Why The Democrats Haven’t Produced A “Contract With America”

by John Hawkins | March 6, 2006 9:58 am

Over at the New York Times[1], Adam Nagourney writes on the Democrats’ inability to put together a coherent party platform. Here’s a key passage from Nagourney’s piece:

“Democrats pointed out that Republicans did not offer their Contract With America until the final weeks of the 1994 campaign and said that they were planning to offer their own version by summer.

Still, party officials said, it has been difficult to build a consensus. Some Democrats want to call for raising automobile mileage standards to conserve energy, but Democrats in Michigan have resisted that idea. While Democrats including Ms. Madrid of New Mexico want to set a timetable for pulling out of Iraq, others say that would be politically and militarily disastrous.

Mr. Emanuel, though, said he was not worried. “What divide?” he said.

“We agree on Social Security,” he continued. “We also agree on the war, which is, not more of the same.”

“Skelton has a position. Murtha has a position. Levin has a position,” he said of Congressional Democrats who have raised questions about the war. “But all of them have one thing in common: Staying the course is a fool’s errand. O.K.? I’m happy that our party has a lot of different ideas about how to solve a problem.”

There’s a reason why the left still hasn’t come up with a Democratic “Contract with America,” 10 years after it was an important factor in helping the GOP take back the House.

For a “Contract with America” to be worth anything politically, it has to feature at least a few very popular ideas that most people on the other side of the aisle won’t get behind.
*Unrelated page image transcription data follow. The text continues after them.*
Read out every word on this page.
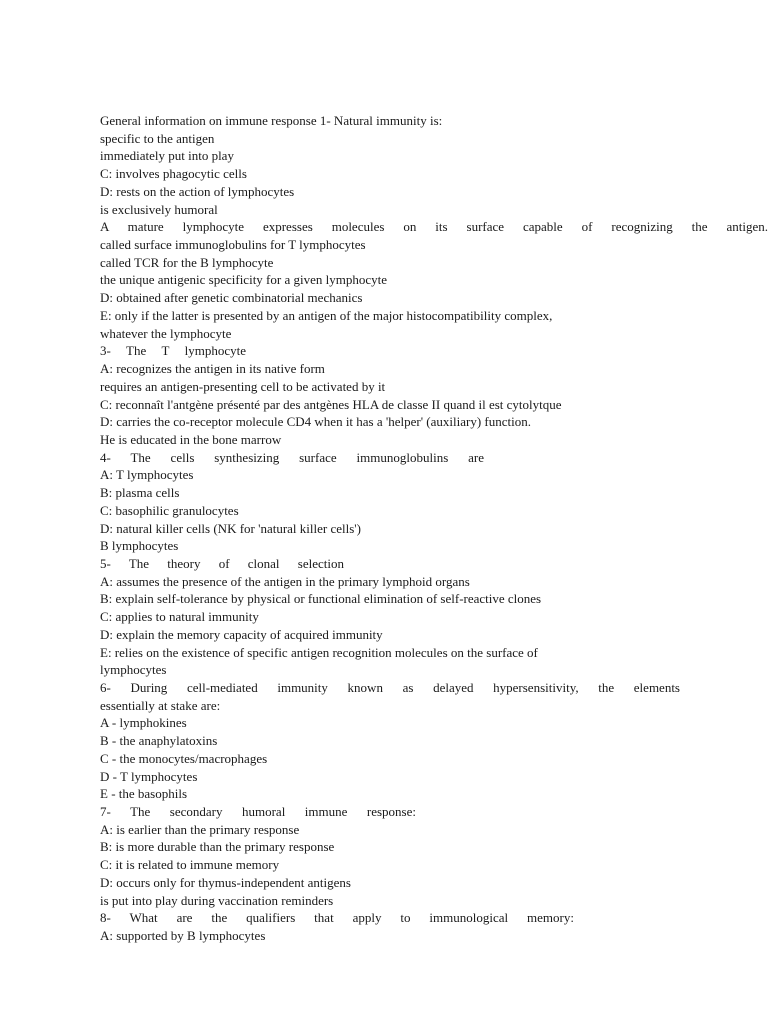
General information on immune response 1- Natural immunity is:
specific to the antigen
immediately put into play
C: involves phagocytic cells
D: rests on the action of lymphocytes
is exclusively humoral
A mature lymphocyte expresses molecules on its surface capable of recognizing the antigen.
called surface immunoglobulins for T lymphocytes
called TCR for the B lymphocyte
the unique antigenic specificity for a given lymphocyte
D: obtained after genetic combinatorial mechanics
E: only if the latter is presented by an antigen of the major histocompatibility complex,
whatever the lymphocyte
3- The T lymphocyte
A: recognizes the antigen in its native form
requires an antigen-presenting cell to be activated by it
C: reconnaît l'antgène présenté par des antgènes HLA de classe II quand il est cytolytque
D: carries the co-receptor molecule CD4 when it has a 'helper' (auxiliary) function.
He is educated in the bone marrow
4- The cells synthesizing surface immunoglobulins are
A: T lymphocytes
B: plasma cells
C: basophilic granulocytes
D: natural killer cells (NK for 'natural killer cells')
B lymphocytes
5- The theory of clonal selection
A: assumes the presence of the antigen in the primary lymphoid organs
B: explain self-tolerance by physical or functional elimination of self-reactive clones
C: applies to natural immunity
D: explain the memory capacity of acquired immunity
E: relies on the existence of specific antigen recognition molecules on the surface of
lymphocytes
6- During cell-mediated immunity known as delayed hypersensitivity, the elements
essentially at stake are:
A - lymphokines
B - the anaphylatoxins
C - the monocytes/macrophages
D - T lymphocytes
E - the basophils
7- The secondary humoral immune response:
A: is earlier than the primary response
B: is more durable than the primary response
C: it is related to immune memory
D: occurs only for thymus-independent antigens
is put into play during vaccination reminders
8- What are the qualifiers that apply to immunological memory:
A: supported by B lymphocytes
That’s because obviously, if your ideas aren’t popular they won’t help get you elected and if the other side has the same position, it gives the voters no motive to get behind you.

This is a problem for the Democrats because they support lots of popular ideas that Republicans also champion and they have lots of unpopular ideas that Republicans won’t support, but what they don’t have an abundance of are very popular ideas that Republicans won’t support and without those, a Democratic “Contract with America” won’t help much.

Hat tip to Ann Althouse[2] for the story.